[II]
Le roi des étudiants
Elle était pleine la baraque de madame Canada, première physicienne des diverses capitales de l'Europe, véritablement pleine. Mais comme notre drame est tout entier dans la jeune dame blonde qui avait cédé à l'enfantin caprice de sa fillette, nous ne nous occuperons que de Petite-Reine et de sa mère.
Entrées les premières, elles étaient naturellement au premier rang, et le parcimonieux éclairage de la scène tombait d'aplomb sur elles. Il est probable que les trois quinquets servant de rampe et de lustre au Théâtre Français et Hydraulique n'avaient jamais envoyé leurs fumeux rayons à rien de si exquis. L'enfant était gracieuse adorablement, mais la jeune mère était plus gracieuse encore.

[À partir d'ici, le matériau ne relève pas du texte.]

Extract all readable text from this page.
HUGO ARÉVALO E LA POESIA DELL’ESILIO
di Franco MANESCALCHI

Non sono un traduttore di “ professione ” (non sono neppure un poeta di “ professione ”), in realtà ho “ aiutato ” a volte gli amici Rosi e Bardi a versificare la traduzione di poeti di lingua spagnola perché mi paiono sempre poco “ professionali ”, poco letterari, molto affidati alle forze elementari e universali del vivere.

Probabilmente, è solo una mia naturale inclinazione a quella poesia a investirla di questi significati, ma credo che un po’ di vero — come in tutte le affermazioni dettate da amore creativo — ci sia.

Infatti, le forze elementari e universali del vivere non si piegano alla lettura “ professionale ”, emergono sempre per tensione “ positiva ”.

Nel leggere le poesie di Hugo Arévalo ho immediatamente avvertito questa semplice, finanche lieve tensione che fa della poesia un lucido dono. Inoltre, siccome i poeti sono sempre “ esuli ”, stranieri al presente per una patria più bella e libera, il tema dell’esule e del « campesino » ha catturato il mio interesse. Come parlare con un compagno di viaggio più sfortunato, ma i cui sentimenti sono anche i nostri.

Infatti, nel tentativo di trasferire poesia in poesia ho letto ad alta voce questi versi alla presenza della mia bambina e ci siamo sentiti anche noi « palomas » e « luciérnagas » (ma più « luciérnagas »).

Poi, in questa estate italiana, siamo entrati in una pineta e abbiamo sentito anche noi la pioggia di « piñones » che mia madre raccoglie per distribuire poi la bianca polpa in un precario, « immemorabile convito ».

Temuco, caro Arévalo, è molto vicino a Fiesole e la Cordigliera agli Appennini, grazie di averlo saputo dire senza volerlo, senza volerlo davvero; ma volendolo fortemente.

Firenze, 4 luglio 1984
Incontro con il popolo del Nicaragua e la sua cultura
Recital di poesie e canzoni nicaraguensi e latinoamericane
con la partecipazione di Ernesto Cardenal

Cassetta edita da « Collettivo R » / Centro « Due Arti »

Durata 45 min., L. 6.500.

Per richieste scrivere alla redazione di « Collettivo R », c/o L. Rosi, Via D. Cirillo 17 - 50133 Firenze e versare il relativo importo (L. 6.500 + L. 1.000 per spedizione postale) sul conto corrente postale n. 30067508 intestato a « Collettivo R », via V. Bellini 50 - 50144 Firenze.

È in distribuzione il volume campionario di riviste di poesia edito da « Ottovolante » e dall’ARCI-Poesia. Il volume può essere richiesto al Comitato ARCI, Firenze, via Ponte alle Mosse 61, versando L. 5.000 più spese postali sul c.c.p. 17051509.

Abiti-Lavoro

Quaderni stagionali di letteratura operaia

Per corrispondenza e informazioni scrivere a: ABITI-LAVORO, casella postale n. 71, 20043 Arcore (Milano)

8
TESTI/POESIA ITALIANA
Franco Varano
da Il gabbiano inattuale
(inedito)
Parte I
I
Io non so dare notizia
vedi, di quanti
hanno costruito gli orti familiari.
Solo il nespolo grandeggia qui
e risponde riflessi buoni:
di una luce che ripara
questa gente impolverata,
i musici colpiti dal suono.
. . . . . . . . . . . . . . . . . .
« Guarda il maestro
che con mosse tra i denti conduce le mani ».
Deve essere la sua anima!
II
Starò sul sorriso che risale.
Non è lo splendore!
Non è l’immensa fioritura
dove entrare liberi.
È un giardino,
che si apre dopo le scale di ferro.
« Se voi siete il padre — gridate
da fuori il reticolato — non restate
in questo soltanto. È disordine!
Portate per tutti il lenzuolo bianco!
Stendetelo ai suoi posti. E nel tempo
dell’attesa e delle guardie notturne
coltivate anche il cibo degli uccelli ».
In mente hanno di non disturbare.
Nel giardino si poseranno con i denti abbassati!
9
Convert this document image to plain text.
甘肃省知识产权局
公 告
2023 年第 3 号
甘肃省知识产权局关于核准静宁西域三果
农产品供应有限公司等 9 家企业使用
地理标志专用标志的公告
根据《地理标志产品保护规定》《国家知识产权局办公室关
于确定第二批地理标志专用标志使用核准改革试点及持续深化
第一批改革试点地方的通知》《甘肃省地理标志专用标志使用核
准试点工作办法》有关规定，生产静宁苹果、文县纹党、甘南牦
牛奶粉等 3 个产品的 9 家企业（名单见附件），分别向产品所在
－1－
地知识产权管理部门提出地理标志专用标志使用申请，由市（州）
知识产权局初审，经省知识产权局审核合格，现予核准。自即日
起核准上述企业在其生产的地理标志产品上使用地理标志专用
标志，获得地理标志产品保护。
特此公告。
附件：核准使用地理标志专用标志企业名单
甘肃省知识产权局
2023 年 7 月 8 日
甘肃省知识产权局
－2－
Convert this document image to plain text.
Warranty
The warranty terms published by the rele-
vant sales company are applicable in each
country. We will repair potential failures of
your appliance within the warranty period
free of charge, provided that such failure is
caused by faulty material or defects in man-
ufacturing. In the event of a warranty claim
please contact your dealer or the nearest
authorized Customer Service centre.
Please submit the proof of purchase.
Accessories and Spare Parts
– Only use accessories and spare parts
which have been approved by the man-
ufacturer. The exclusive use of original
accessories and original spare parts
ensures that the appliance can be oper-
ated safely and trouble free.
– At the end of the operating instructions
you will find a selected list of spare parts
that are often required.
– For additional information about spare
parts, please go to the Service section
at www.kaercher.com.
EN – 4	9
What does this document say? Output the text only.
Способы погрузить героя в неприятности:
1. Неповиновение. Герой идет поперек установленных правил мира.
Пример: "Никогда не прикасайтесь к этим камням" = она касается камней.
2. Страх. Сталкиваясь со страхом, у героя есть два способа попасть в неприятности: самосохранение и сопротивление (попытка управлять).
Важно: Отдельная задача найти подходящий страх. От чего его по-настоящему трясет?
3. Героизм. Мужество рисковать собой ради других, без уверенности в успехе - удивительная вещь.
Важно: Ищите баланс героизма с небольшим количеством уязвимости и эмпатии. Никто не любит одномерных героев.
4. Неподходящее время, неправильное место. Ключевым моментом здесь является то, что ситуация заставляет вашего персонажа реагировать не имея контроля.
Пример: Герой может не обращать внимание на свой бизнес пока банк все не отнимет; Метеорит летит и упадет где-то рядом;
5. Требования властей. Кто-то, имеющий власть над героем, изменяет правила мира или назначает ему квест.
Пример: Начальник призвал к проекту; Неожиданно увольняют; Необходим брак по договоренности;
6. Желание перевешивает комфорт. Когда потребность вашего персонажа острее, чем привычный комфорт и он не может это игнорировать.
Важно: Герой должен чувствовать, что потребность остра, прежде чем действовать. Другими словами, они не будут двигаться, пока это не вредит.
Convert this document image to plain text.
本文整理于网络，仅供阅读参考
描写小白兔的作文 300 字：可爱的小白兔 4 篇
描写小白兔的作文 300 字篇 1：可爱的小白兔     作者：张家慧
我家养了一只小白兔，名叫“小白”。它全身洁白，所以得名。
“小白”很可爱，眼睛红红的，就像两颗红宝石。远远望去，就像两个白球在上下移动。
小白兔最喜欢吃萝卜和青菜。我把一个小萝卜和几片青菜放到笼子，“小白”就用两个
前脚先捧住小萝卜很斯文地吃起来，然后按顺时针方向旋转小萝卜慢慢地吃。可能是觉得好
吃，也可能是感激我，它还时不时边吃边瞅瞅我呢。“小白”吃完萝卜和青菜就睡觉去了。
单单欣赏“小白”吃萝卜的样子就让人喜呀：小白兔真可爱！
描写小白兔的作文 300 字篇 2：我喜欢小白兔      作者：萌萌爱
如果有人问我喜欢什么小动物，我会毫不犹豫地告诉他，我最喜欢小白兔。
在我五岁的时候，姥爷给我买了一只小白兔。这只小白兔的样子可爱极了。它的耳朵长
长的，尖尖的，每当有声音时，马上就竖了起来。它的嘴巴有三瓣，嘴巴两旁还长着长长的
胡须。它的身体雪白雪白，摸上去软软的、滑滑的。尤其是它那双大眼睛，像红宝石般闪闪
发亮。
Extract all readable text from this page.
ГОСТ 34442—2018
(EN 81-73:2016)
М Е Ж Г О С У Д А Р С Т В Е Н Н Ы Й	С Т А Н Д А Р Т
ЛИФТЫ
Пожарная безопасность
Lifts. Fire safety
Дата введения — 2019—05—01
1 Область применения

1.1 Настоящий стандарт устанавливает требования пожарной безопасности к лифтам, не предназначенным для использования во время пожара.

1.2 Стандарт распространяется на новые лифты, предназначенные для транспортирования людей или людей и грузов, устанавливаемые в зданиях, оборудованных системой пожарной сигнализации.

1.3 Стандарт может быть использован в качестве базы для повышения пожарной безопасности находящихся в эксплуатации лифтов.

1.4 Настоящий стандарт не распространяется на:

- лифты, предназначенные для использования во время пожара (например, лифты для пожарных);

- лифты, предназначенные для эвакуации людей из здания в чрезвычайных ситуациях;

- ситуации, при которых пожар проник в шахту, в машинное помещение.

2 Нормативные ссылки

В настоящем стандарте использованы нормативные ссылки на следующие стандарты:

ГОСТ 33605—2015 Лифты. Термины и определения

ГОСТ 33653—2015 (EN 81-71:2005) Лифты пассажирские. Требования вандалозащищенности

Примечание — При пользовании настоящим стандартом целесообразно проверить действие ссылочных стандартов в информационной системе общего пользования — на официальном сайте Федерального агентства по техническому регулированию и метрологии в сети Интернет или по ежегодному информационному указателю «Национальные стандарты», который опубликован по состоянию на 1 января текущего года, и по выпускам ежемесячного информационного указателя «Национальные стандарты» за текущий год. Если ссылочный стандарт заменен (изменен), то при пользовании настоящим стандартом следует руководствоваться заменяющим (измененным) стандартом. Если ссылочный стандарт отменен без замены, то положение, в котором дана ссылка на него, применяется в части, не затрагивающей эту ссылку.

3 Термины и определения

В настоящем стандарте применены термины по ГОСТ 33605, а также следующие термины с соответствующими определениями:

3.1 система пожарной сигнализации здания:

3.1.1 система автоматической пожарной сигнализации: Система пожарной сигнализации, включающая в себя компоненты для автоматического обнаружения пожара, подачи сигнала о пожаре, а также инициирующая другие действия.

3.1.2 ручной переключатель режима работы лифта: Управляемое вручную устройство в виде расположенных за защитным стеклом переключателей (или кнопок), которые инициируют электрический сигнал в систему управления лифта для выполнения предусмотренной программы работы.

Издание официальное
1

Certes, le lecteur n'a pu supposer que nous ayons eu l'idée folle d'introduire, pour lui, une grande dame dans la baraque de madame Canada. Madame Lily, ou, comme on l'appelait encore dans le quartier Mazas, la Gloriette n'était ni comtesse ni baronne; elle tenait même, et par plus d'un côté très apparent, à la classe populaire; mais il y avait dans son maintien quelque chose de si net et de si décent; sa toilette, très simple, portait un cachet si modestement mesuré, et en même temps si élégant, malgré l'humble valeur des objets qui la composaient, qu'on eût hésité, en conscience, à la ranger dans la catégorie des simples ouvrières.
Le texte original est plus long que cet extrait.